Okay, bmaz back here again. In all honesty, I was warned that you, our kind readers and friends, might be harmed by the evil force that would post a weapon of mass derision like the Brady Pron. And I was a bad man for not stopping such grievous mass suffering. So, I will repent by giving some really crappy competing analysis of the Divisional Playoff weekend games.

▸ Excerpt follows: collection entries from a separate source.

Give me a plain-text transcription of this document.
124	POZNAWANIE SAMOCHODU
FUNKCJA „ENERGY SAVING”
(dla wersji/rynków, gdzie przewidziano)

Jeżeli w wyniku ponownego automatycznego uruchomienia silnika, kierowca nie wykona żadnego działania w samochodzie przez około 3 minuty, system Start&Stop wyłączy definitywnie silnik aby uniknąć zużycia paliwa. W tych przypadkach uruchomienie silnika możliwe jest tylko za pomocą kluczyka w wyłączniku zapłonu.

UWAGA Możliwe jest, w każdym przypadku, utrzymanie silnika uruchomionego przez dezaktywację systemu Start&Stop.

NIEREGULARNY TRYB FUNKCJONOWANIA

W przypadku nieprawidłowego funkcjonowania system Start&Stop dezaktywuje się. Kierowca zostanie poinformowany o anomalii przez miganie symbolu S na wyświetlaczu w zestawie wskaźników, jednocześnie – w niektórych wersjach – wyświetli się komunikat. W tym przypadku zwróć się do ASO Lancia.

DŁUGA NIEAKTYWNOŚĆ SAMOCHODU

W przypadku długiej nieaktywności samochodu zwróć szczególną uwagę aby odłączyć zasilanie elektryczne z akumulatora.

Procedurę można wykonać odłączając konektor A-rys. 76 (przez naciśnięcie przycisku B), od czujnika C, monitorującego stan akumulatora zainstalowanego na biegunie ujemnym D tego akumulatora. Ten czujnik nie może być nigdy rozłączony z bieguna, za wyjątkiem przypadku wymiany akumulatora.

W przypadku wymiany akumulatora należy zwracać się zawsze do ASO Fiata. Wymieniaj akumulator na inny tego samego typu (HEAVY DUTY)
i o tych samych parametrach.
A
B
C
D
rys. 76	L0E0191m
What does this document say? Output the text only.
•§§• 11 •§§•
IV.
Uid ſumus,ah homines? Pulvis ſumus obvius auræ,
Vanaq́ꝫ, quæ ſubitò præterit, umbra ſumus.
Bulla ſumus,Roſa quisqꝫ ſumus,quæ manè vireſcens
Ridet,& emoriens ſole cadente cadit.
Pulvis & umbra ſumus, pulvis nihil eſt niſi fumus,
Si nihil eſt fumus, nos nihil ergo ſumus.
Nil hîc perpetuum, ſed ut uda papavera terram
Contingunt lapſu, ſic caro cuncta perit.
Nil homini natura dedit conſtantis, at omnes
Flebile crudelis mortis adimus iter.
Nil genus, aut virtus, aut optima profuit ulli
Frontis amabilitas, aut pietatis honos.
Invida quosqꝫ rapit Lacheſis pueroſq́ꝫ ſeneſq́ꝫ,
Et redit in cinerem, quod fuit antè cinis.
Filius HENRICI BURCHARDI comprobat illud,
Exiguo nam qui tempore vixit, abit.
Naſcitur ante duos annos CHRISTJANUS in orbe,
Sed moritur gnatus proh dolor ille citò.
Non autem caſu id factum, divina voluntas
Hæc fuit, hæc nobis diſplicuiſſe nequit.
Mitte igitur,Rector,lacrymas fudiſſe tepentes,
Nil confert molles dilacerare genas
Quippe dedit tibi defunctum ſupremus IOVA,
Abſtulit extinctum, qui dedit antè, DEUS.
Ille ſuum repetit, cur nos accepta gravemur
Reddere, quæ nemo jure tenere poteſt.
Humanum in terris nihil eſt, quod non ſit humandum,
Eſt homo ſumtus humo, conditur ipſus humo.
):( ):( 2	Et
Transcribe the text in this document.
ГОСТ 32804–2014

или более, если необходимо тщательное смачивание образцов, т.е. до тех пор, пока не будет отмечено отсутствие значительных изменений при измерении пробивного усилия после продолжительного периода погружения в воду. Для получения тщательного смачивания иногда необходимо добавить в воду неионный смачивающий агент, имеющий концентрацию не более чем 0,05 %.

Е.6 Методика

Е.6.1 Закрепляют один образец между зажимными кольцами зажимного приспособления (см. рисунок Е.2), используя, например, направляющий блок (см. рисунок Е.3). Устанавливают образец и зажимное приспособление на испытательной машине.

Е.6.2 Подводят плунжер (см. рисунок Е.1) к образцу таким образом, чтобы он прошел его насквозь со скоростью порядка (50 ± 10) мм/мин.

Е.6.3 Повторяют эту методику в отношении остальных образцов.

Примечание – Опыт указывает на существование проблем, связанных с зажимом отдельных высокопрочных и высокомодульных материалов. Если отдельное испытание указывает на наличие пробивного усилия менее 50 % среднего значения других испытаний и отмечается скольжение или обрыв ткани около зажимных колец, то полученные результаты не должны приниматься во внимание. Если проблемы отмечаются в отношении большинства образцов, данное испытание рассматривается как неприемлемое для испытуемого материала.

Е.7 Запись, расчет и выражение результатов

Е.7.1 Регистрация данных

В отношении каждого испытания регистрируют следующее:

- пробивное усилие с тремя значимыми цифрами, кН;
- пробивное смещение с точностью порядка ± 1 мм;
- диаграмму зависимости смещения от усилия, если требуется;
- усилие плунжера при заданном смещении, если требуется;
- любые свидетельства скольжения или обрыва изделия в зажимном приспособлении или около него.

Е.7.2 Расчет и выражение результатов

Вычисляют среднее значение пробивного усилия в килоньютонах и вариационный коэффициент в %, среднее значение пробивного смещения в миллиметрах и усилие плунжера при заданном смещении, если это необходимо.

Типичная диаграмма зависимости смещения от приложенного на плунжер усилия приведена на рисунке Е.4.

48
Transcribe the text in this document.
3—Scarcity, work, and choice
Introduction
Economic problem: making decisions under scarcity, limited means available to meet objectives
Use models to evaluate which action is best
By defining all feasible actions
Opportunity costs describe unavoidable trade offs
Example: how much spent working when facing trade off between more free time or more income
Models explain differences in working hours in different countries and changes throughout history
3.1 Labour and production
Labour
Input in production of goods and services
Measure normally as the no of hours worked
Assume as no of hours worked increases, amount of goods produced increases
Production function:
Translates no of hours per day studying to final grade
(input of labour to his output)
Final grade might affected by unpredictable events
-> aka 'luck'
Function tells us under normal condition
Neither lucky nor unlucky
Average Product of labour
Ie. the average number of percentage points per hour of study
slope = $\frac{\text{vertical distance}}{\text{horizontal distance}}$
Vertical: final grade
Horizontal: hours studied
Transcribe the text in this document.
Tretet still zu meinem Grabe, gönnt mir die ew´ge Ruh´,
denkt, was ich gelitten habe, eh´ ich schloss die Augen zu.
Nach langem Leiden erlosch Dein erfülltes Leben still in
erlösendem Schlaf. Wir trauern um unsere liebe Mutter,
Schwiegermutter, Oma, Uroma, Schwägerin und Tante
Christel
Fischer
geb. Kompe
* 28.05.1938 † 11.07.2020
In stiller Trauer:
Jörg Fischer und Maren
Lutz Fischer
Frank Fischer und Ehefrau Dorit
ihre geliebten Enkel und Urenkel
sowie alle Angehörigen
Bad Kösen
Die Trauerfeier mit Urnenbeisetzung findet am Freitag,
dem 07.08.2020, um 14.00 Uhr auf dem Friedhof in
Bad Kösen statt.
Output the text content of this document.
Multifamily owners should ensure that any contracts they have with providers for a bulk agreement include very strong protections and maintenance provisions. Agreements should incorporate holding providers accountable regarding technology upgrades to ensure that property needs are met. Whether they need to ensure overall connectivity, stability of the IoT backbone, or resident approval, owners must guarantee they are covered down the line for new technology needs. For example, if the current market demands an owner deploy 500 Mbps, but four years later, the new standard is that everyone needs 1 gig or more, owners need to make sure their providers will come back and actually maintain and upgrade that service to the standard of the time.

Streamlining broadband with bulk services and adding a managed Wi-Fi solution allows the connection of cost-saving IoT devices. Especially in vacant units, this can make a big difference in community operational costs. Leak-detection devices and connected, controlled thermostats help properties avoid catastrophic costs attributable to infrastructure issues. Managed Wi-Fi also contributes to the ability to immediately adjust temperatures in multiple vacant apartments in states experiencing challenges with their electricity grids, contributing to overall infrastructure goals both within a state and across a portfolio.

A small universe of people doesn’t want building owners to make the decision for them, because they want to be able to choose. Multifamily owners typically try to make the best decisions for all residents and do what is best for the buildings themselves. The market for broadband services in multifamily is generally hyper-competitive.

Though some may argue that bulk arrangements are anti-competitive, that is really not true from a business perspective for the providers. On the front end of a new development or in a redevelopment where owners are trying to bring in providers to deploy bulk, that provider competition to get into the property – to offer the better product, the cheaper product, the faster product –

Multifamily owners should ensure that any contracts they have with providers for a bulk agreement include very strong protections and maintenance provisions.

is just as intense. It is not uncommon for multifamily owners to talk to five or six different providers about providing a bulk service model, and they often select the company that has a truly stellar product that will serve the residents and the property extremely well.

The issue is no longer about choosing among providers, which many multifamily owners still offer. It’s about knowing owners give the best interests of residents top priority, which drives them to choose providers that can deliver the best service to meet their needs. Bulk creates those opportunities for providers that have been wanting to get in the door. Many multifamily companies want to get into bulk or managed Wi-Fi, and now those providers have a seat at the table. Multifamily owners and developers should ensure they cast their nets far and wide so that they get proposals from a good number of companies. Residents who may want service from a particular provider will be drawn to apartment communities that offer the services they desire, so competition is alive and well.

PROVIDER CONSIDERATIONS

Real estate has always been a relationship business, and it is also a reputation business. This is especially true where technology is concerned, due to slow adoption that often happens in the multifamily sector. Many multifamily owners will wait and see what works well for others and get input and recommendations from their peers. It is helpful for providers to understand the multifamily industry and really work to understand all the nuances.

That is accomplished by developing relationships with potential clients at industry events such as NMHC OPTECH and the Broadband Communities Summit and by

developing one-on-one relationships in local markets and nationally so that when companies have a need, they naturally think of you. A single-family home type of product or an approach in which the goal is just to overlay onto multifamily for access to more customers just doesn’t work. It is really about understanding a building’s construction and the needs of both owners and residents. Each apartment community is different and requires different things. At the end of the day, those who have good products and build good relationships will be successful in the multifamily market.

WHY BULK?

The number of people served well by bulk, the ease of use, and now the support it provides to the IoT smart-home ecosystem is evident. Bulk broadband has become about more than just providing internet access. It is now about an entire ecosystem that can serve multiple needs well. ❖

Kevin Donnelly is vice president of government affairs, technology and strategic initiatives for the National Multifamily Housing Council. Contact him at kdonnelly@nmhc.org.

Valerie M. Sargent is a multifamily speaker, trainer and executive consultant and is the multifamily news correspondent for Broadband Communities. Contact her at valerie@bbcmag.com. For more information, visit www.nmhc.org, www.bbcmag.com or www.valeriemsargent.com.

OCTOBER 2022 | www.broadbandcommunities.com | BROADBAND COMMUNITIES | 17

First off, if you watch ESPN, you would think the only game going this weekend is the Baby Jesus Bowl at Foxborough. But that is not even close to the best game on the slate, which is the Cheese and Gents. The Giants are the “it team” of the moment as they seem to be peaking at the right time, actually played last weekend so are in people’s minds and, well, they are from New Yawk. Giants have a resurgent running game, a gelling defense with Jean Pierre-Paul and Usi Umenyiora up front and a fairly solid crew behind them. And Good and/or Bad Eli. Which has all hypnotized and mesmerized people into forgetting about L’il ‘ole Aaron Rodgers, Gregg Jennings and the Packer offense. Oh, and the Cheesers have both of their stud offensive linemen back now, as well as both James Starks and Ryan Grant healthy. You think Clay Matthews and Charles Woodson might not want to make a statement? I think they will; Gents will be tough, but this game is gonna be played on the Frozen Tundra at Lambeau. That spells Go Pack go!
The second best game is the other NFC game, Saints at 49ers. Again, the popular wisdom is that the awesome defense of the Niners will strangle Drew Brees, Darren Sproles and the Borg like Saints offense. Their defense is not what it once was, but adequate. The game is outdoors at The Stick, which does indeed help SF and take a little speed off the Saints. But I dunno, I am taking the Saints here. Niners are solid and are going to be for years to come, but not yet; not against Drew Breeeees.
Coming in at number 3 is the Texans at Ravens. You know who Baltimore is, Ray Ray Lewis, Terrell Suggs and Easy Ed Reed. But the Ravens’ offense depends on Joe Flacco and Ray Rice; if one does not get going the other often does not. That has proven to be a tricky proposition in playoff games. Houston has a stout D, both front and back, and their offense is quite good at running, receiving and line. The only weak link is QB where the Ravens are led by rapidly improving TJ Yates. I like the Texans better than most in this game; cannot pick them to win, but I will rate it a genuine tossup.
Last in actual football factors, but first in the hearts and minds of all Baby Jesus freaks everywhere, comes the Donkos at Foxborough, the home of Bill Bel, Bieber Brady, Wes Welker, the Gronk and…..someone, I guess, on defense. The loss of Eric Decker is a bigger negative than let on by the media, despite the emergence of Demaryius Thomas in Denver’s miracle wildcard win over the Stillers. I think this is a better game than many think, may even be close, but it is just hard to see the Donks besting the Gronks in a second round playoff game. Just don’t see it. Do you believe in miracles?
Well, there is your lineup. Sorry about that whole ugly Brady pron thing. I am still shuddering. Nasty stuff. All that said, I come out at about the same place as Marcy on the predictions. Game on!